Ceci n’est pas le Pape donnant la communion au Général Videla !

A peine le nouveau Pape avait-il pris ses fonctions, que sont (ré)apparues des accusations concernant son attitude sous la dictature militaire argentine, à la fin des années 70. Pendant ces années « de plomb », comme au Chili, au Paraguay, en Uruguay, au Brésil, les militaires avaient pris le pouvoir, pourchassant notamment les militants d’extrême-gauche, avec force tortures, emprisonnements, disparitions.
Il est tentant de « casser » l’ambiance actuelle, un peu béate, autour du nouveau pape auquel on prête toutes les qualités. Mais il est dangereux de transposer à l’Argentine ce que l’on a connu en Europe avec les dictatures fascistes ou nazis. Et il est faux de voir en François 1° une sorte de Kurt Waldheim austral.
L’ancien Président autrichien avait été éclabloussé par les révélations sur son passé pendant la seconde guerre mondiale[1]. Il n’avait pas été un criminel, ou un nazi actif, mais ce que les autrichiens ou les allemands appellent un «Mitlaüfer»; pas exactement un collabo, mais quelqu’un qui «marche avec» le système.
Ce qui ressort des différentes enquêtes, livres, déclarations sur le passé de François 1° montrent qu’il n’a pas été un « Mitlaüfer ». Mais qu’il n’a pas été non plus un Dom Helder Camara, l’évêque brésilien, figure emblématique de la « Théologie de la Libération » ou un Oscar Romero assassiné par les escadrons de la mort en pleine messe dans sa Cathédrale à San Salvador. Une partie des critiques à l’égard du nouveau Pape viennent de ces milieux d’extrême gauche latino-américains, qui préconisaient la Révolution permanente, la multiplication des « Cuba » partout en en Amérique Latine. Plus personne n’y croit aujourd’hui.
Et puis d’autres attaques viennent en sous-main de l’actuel gouvernement argentin et du mouvement péroniste. Dans les années 1950, le général Perón est l’exemple même du « caudillo » démago ». Profitant de la prospérité de l’Argentine, grand producteur agricole au moment où l’Europe sortait de la seconde guerre mondiale, il « arrosait » les « descamisados », le prolétariat argentin, pour assurer à son pouvoir autoritaire et corrompu le soutien d’une clientèle de défavorisés. La nostalgie des années Perón paralyse encore la démocratie argentine.
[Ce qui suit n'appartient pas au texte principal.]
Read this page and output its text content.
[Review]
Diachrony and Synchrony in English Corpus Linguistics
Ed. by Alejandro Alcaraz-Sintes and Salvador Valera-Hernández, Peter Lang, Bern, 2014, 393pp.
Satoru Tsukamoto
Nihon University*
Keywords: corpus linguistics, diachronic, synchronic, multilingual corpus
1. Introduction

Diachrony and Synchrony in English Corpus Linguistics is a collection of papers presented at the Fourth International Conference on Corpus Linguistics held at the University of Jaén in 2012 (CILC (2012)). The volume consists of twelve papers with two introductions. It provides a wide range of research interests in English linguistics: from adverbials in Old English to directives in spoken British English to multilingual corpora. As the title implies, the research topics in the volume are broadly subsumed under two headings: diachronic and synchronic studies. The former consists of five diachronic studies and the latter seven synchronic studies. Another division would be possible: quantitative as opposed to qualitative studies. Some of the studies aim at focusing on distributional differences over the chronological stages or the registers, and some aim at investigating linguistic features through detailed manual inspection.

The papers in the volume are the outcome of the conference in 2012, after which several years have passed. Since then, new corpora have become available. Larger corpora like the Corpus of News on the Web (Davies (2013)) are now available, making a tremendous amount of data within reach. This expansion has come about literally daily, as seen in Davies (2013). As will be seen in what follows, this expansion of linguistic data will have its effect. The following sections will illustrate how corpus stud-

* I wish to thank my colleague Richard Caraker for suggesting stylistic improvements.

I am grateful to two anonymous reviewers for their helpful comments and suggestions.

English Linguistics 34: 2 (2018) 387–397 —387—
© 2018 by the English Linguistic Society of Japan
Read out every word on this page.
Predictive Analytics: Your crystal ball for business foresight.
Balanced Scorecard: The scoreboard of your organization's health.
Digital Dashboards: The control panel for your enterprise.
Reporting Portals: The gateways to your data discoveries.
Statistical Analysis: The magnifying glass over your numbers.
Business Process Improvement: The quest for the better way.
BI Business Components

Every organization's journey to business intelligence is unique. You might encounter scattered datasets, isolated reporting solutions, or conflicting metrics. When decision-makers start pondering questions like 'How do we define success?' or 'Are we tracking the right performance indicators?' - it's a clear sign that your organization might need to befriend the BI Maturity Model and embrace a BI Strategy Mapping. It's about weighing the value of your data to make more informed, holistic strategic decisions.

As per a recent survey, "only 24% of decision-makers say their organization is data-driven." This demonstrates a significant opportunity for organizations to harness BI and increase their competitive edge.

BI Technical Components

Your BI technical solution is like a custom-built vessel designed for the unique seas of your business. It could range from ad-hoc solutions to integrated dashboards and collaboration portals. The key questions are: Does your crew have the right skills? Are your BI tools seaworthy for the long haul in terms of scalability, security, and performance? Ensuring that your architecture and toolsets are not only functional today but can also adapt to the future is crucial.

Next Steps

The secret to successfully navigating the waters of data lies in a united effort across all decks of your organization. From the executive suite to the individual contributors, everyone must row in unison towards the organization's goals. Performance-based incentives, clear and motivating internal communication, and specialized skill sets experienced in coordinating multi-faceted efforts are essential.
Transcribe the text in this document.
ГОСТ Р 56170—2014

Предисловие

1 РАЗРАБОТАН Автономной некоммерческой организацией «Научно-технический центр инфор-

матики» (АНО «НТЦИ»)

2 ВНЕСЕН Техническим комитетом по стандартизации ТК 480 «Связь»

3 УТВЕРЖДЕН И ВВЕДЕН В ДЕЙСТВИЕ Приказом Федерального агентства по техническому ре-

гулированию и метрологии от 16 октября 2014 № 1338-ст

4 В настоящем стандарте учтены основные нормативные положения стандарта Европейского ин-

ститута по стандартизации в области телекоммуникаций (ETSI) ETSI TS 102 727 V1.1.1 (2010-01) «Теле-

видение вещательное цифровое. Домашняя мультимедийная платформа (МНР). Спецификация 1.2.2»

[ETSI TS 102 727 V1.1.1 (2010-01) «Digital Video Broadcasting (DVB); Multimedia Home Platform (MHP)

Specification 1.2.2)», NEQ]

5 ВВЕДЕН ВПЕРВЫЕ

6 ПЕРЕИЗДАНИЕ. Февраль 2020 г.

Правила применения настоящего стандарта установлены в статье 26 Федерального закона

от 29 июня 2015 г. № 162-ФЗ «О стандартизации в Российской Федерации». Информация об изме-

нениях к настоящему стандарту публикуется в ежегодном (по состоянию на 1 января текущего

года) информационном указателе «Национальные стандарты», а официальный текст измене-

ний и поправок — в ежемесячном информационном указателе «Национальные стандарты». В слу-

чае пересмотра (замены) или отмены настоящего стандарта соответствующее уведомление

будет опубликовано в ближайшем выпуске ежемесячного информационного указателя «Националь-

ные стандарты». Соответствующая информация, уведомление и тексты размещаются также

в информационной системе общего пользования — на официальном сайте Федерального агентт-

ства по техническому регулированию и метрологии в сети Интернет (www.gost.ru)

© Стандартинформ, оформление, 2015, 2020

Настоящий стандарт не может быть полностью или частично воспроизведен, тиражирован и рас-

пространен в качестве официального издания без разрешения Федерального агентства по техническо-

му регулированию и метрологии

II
Et les Kirchner actuellement Président(e) n’ont jamais pardonné à l’ancien cardinal de Buenos-Aires ses attaques contre l’affairisme et la corruption qui les caractérisent.
Les déclarations du militant argentin des droits de l’homme Adolfo Pérez Esquivel, Prix Nobel de la paix 1980, me semblent plus crédibles, qui assure que le Pape n’avait eu « aucun lien avec la dictature”.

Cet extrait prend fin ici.